With all that said, I believe that Ruins of Dantooine is the worst Star Wars novel ever published. Whitney-Robinson does introduce several potentially interesting characters like the aforementioned Inquisitor, the Ithorian Tendau Nandon, and Rebel agent Finn Darktrin…and instead of exploring any of them, she keeps her point of view confined to a single character: Dusque Mistflier. Dusque reflects often that, as an Imperial bioengineer, she was never given any assignments of real value. She believes that this is because she is female, and that the male scientists were jealous of her abilities. While gender discrimination is certainly on the list of evils perpetuated by Imperial establishments (along with, y’know, planetary genocide and outright slavery) I’d be willing to bet it was probably Dusque’s chronic insecurity, her insatiable desire for approval, and her astonishing gullibility rather than her gender that held her back.

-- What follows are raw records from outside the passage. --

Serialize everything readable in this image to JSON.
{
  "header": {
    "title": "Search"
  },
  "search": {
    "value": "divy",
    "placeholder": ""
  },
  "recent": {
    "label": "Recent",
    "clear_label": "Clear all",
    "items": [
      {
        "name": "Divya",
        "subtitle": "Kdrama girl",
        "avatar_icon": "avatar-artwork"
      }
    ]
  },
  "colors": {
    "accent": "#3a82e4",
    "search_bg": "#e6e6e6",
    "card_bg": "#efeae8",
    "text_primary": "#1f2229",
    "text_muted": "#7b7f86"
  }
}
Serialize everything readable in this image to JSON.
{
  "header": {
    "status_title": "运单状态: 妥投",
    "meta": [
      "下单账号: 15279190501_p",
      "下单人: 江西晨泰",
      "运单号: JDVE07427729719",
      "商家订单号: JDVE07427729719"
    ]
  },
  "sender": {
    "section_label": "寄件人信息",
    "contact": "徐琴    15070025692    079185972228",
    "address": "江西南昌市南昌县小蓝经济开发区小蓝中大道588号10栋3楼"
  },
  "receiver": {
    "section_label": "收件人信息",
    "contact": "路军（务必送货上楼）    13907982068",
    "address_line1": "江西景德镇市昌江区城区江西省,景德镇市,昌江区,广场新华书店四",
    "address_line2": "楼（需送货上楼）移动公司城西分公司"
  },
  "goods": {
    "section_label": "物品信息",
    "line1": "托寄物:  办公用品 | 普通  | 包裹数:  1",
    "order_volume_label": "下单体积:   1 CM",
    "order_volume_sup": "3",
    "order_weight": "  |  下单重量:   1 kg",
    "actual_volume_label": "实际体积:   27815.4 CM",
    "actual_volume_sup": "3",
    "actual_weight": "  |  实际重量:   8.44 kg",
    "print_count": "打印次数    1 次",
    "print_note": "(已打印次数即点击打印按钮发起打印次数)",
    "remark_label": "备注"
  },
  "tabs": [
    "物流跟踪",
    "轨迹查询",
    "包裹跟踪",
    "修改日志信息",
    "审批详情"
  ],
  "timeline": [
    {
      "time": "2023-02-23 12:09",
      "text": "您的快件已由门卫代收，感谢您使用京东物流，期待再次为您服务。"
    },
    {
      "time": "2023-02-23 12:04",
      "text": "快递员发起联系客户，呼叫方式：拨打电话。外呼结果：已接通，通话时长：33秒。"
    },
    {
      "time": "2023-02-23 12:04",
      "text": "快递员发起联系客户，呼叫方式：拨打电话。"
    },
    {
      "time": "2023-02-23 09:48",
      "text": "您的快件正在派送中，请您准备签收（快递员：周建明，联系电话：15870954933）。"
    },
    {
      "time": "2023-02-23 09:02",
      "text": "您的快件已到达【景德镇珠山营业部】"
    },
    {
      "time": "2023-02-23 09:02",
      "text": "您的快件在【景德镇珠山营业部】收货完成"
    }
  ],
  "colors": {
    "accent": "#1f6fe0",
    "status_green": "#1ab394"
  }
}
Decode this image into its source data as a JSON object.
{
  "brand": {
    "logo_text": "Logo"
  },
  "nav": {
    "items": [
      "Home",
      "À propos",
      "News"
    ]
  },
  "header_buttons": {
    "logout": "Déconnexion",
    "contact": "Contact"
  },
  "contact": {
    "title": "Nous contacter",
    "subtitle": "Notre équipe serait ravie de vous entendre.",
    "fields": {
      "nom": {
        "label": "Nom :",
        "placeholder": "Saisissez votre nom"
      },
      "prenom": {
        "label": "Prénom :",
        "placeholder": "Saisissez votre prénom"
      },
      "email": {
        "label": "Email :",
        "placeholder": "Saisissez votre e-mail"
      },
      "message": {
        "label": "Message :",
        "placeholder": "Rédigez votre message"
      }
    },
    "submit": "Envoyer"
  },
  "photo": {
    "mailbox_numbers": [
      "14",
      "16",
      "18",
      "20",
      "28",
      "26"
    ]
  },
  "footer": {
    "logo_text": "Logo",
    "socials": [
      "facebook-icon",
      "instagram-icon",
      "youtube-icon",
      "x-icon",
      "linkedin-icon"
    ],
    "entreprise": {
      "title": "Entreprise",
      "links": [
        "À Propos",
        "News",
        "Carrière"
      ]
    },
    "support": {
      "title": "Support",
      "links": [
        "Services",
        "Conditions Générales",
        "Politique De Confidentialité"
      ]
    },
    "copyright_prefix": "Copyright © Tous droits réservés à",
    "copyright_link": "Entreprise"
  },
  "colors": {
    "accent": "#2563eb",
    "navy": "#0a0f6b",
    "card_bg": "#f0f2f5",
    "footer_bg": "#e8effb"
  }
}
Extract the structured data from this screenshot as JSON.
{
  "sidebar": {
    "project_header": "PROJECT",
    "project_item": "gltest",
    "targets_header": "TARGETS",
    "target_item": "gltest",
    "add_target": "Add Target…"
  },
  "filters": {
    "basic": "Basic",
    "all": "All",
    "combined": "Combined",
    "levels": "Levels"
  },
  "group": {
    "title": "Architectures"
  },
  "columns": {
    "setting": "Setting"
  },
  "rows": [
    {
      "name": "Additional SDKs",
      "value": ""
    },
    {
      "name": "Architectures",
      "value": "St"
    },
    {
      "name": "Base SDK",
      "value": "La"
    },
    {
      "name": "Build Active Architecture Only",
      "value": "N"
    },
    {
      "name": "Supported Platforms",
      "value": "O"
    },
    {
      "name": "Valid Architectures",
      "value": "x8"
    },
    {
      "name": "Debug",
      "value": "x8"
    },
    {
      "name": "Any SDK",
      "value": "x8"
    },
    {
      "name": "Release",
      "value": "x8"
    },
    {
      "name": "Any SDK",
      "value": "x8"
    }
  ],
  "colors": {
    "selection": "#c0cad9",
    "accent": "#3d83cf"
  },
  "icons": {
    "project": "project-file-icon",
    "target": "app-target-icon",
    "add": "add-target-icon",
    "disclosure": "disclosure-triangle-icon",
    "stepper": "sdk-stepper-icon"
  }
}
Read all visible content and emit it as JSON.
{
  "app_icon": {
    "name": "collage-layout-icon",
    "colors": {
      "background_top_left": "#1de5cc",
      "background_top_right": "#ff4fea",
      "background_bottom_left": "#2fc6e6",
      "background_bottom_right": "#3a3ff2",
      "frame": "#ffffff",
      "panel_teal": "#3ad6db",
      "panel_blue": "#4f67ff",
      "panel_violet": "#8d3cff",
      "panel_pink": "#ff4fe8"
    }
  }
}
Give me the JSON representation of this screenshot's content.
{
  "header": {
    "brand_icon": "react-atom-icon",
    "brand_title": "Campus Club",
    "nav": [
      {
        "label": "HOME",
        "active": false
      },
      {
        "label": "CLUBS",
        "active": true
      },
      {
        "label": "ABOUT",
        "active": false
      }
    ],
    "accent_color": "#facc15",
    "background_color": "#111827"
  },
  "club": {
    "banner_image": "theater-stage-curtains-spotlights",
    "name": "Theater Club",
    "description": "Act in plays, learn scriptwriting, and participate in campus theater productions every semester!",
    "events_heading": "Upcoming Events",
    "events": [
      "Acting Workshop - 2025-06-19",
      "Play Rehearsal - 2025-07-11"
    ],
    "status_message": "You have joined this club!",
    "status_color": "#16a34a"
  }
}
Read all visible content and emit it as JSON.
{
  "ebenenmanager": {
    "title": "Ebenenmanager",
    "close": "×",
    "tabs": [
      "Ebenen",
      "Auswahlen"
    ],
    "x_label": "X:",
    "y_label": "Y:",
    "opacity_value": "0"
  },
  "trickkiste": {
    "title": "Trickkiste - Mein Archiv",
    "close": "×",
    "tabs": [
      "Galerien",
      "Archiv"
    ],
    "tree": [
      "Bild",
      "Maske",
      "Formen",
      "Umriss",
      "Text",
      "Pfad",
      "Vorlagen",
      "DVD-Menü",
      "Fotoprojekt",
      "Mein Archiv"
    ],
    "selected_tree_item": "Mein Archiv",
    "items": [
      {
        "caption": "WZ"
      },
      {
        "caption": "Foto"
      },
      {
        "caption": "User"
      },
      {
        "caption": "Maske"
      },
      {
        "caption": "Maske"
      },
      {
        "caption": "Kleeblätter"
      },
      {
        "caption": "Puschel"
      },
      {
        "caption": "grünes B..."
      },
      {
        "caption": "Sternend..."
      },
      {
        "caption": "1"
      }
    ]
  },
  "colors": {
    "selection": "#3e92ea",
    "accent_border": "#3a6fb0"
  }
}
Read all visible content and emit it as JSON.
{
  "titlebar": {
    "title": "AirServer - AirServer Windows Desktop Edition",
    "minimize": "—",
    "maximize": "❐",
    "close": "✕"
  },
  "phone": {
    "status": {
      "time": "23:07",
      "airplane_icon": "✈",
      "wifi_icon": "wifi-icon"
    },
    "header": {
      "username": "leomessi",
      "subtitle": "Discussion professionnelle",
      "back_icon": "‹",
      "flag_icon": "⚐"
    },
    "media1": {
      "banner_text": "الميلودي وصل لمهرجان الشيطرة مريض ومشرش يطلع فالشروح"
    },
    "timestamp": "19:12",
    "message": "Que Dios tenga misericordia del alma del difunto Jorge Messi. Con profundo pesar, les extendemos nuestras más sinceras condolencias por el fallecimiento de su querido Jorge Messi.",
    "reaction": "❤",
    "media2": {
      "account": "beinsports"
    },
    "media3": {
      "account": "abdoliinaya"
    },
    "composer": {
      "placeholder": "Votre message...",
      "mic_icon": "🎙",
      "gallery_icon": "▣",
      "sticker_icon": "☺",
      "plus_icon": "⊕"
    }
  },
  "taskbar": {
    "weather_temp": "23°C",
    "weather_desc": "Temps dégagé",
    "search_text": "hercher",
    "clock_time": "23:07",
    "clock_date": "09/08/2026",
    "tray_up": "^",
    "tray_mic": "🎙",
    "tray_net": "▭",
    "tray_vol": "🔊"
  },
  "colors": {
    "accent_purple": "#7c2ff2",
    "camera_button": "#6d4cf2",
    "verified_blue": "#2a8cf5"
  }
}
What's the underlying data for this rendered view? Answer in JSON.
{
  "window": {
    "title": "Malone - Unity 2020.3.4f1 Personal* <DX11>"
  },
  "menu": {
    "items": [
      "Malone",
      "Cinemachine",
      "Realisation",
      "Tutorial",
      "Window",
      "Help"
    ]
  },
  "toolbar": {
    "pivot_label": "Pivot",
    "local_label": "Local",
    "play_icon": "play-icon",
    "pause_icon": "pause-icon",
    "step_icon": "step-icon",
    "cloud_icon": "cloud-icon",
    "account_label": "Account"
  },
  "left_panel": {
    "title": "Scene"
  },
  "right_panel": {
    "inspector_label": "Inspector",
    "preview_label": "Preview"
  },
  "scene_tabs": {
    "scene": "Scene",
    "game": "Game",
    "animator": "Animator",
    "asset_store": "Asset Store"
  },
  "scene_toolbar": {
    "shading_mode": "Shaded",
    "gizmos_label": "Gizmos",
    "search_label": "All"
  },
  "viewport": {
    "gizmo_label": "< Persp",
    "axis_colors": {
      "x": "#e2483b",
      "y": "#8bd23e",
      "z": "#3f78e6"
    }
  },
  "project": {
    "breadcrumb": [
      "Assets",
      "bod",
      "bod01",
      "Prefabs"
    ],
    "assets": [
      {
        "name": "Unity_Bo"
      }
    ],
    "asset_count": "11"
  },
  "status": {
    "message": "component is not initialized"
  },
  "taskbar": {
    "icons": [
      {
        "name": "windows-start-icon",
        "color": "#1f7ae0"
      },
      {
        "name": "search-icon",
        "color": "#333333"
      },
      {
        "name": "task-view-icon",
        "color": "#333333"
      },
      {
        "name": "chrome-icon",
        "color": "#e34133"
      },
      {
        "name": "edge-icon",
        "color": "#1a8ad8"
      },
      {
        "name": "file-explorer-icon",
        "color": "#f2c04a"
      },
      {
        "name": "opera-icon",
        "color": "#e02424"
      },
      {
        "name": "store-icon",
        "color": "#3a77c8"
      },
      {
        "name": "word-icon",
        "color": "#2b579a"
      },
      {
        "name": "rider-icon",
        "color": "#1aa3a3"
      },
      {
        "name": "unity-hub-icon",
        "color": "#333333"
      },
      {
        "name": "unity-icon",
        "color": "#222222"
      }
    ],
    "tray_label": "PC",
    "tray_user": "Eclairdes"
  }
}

Because of those…qualities…Dusque becomes extremely annoying after the first 100 pages or so. I’ll admit that I don’t know much about the Galaxies game, but isn’t one of its best features the ability to team up with fellow players? Why not round out the book with some more characters? But even though Whitney-Robinson mentions a lot of other rag-tag teams during the book, they remain anonymous and unimportant to the main plot.
So it’s Dusque and only Dusque we follow through more than two hundred pages of side quests, animal attacks, brief cameos by more interesting characters, gaping plot holes, a thoroughly unconvincing romance between Dusque and Finn, and, occasionally, actual missions and battles against the Empire. It becomes fairly obvious that there’s a traitor in Dusque’s team out to foil her adopted quest for the holocron, but since there are all of two people (counting Dusque) on her team, it’s (excruciatingly) painfully obvious throughout most of the book who is the spy. (Hint: It’s not Dusque.)
One could say that this is just a book based on a video game, after all, but then so are the infinitely superior Republic Commando series, the Jedi Knight graphic novels, and even the story sections of the X-Wing and TIE Fighter strategy guides—all of which are much more interesting reads than Ruins of Dantooine.
Nothing to add here!
The implied irony and humor in the Finn/fish hunter incident. That definitely isn't irony, nor is it terribly funny.
The failed attempts to spice up the book with a little humor. I actually had to set the book aside after the Finn / fish incident. Not only was it not funny, but there was a sentence following the incident that tried to explain the humor. I actually counted six sentences related to the joke, and depending how picky you want to be, you could count a few more. Talk about overkill of something that wasn’t even funny in the first place.
The fact that I almost passed on Hard Contact because of this book.